Businesses with less than $250,000 in revenue a year will have the choice to forgo the standard rate of 2.75 percent per credit-card swipe and instead pay $275 a month with no fees, Dorsey said. Square lets retailers accept payments through a device that plugs into a phone or tablet.
Dorsey is aiming to give customers a reason to choose Square over PayPal Here, a mobile card reader from the eBay Inc. unit that also plugs into the headphone jack of a smartphone yet charges less, 2.7 percent per transaction.

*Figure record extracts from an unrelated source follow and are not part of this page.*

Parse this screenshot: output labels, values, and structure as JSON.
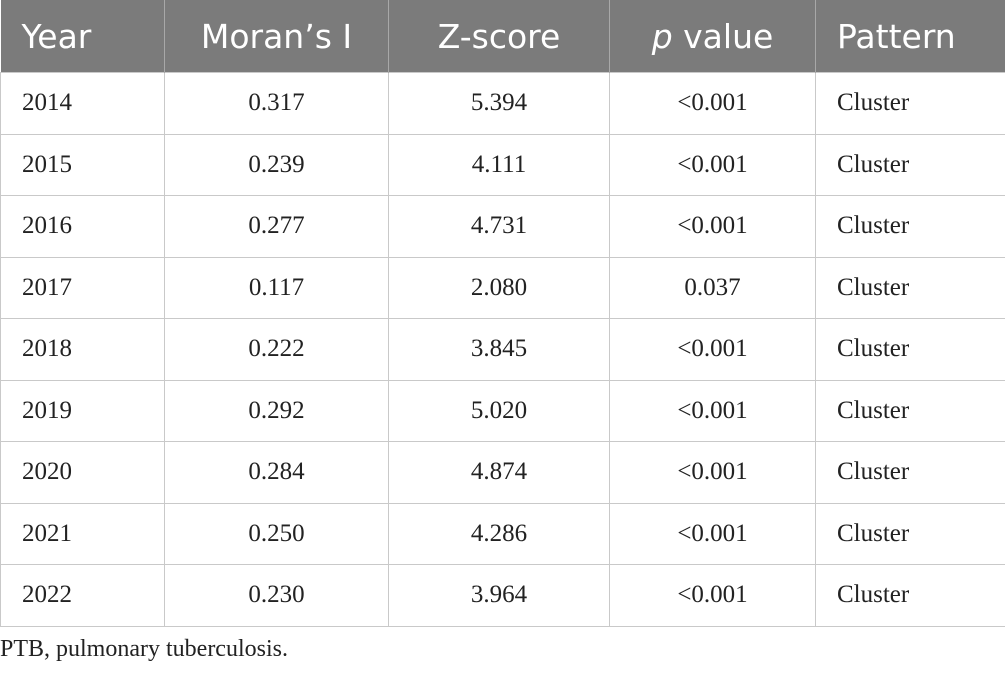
{
  "table": {
    "headers": {
      "year": "Year",
      "morans_i": "Moran’s I",
      "z_score": "Z-score",
      "p_value_italic": "p",
      "p_value_rest": " value",
      "pattern": "Pattern"
    },
    "rows": [
      {
        "year": "2014",
        "morans_i": "0.317",
        "z_score": "5.394",
        "p_value": "<0.001",
        "pattern": "Cluster"
      },
      {
        "year": "2015",
        "morans_i": "0.239",
        "z_score": "4.111",
        "p_value": "<0.001",
        "pattern": "Cluster"
      },
      {
        "year": "2016",
        "morans_i": "0.277",
        "z_score": "4.731",
        "p_value": "<0.001",
        "pattern": "Cluster"
      },
      {
        "year": "2017",
        "morans_i": "0.117",
        "z_score": "2.080",
        "p_value": "0.037",
        "pattern": "Cluster"
      },
      {
        "year": "2018",
        "morans_i": "0.222",
        "z_score": "3.845",
        "p_value": "<0.001",
        "pattern": "Cluster"
      },
      {
        "year": "2019",
        "morans_i": "0.292",
        "z_score": "5.020",
        "p_value": "<0.001",
        "pattern": "Cluster"
      },
      {
        "year": "2020",
        "morans_i": "0.284",
        "z_score": "4.874",
        "p_value": "<0.001",
        "pattern": "Cluster"
      },
      {
        "year": "2021",
        "morans_i": "0.250",
        "z_score": "4.286",
        "p_value": "<0.001",
        "pattern": "Cluster"
      },
      {
        "year": "2022",
        "morans_i": "0.230",
        "z_score": "3.964",
        "p_value": "<0.001",
        "pattern": "Cluster"
      }
    ]
  },
  "footnote": "PTB, pulmonary tuberculosis.",
  "colors": {
    "header_background": "#7b7b7b",
    "header_text": "#ffffff",
    "grid_line": "#c9c9c9",
    "body_text": "#222222"
  }
}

The companies give away the devices, which both accept the four major types of credit cards, and generate revenue by collecting swipe fees.
"Sixty-two years ago was the first time a merchant was charged a percentage on a transaction," said Dorsey, CEO of Square and a co-founder of Twitter Inc. "The industry really hasn't reconsidered the pricing."

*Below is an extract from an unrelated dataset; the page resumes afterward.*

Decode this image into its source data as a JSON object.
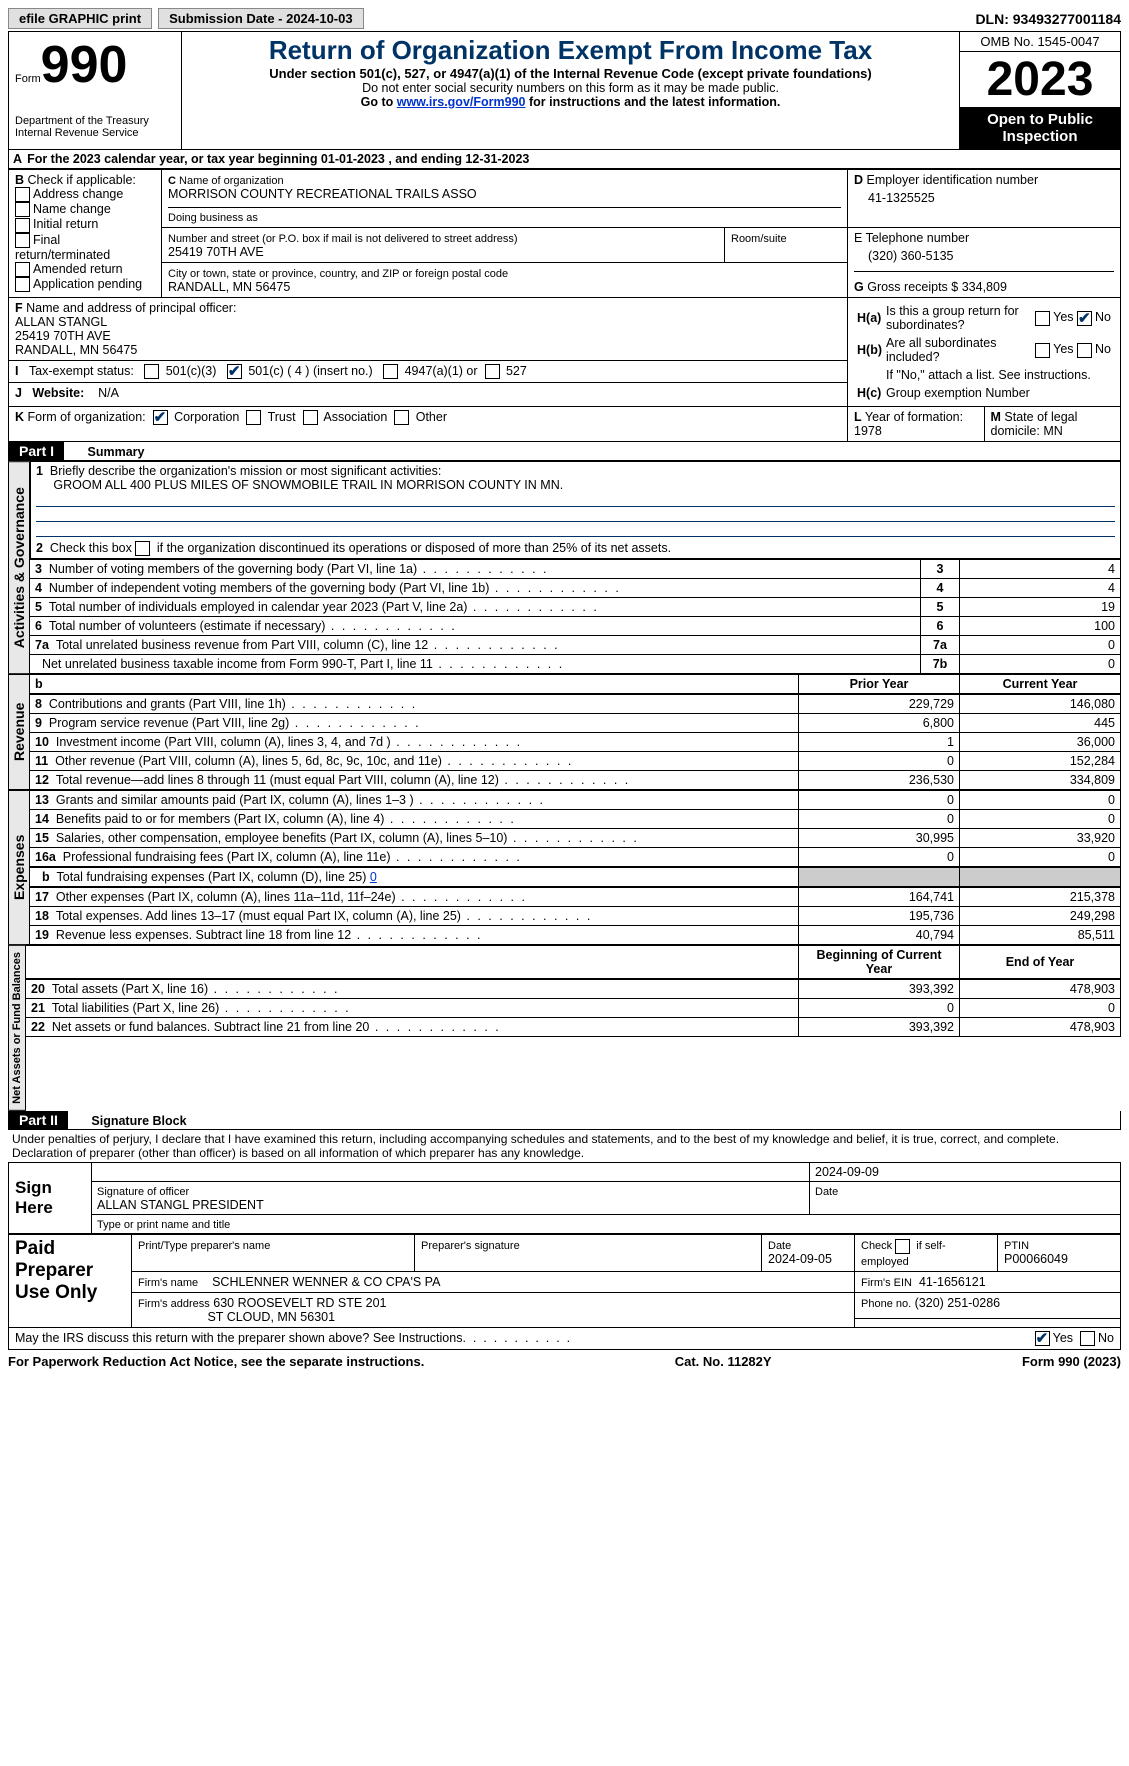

Square is processing $6 billion in transactions on an annualized basis. PayPal expects mobile-payment volume to reach $10 billion in 2012. PayPal hasn't said whether its product that competes with Square, which was released in March, will contribute to the total volume of mobile transactions.
Square's flat monthly rate will give sellers another way to predict costs and budget accordingly, Dorsey said.
Merchants usually "can't predict what they're going to pay to accept these payments," he said. "If you put a normal credit card down, they may pay a really low rate. If you put a card down with rewards, it might go up to as much as 5 percent. What that means for a small business is they don't understand how much money they can use to spend on inventory."
The $275 monthly rate is equivalent to a 1.3 percent fee for the first $250,000 a business reaches in revenue, Square said.
The checkout-anywhere devices are helping Square and PayPal stand out in the market for mobile payments, which may top $170 billion in transactions by 2015, up from $60 billion last year, according to Juniper Research. Both gadgets accept cards from Visa Inc., MasterCard Inc., Discover Financial Services and American Express Co.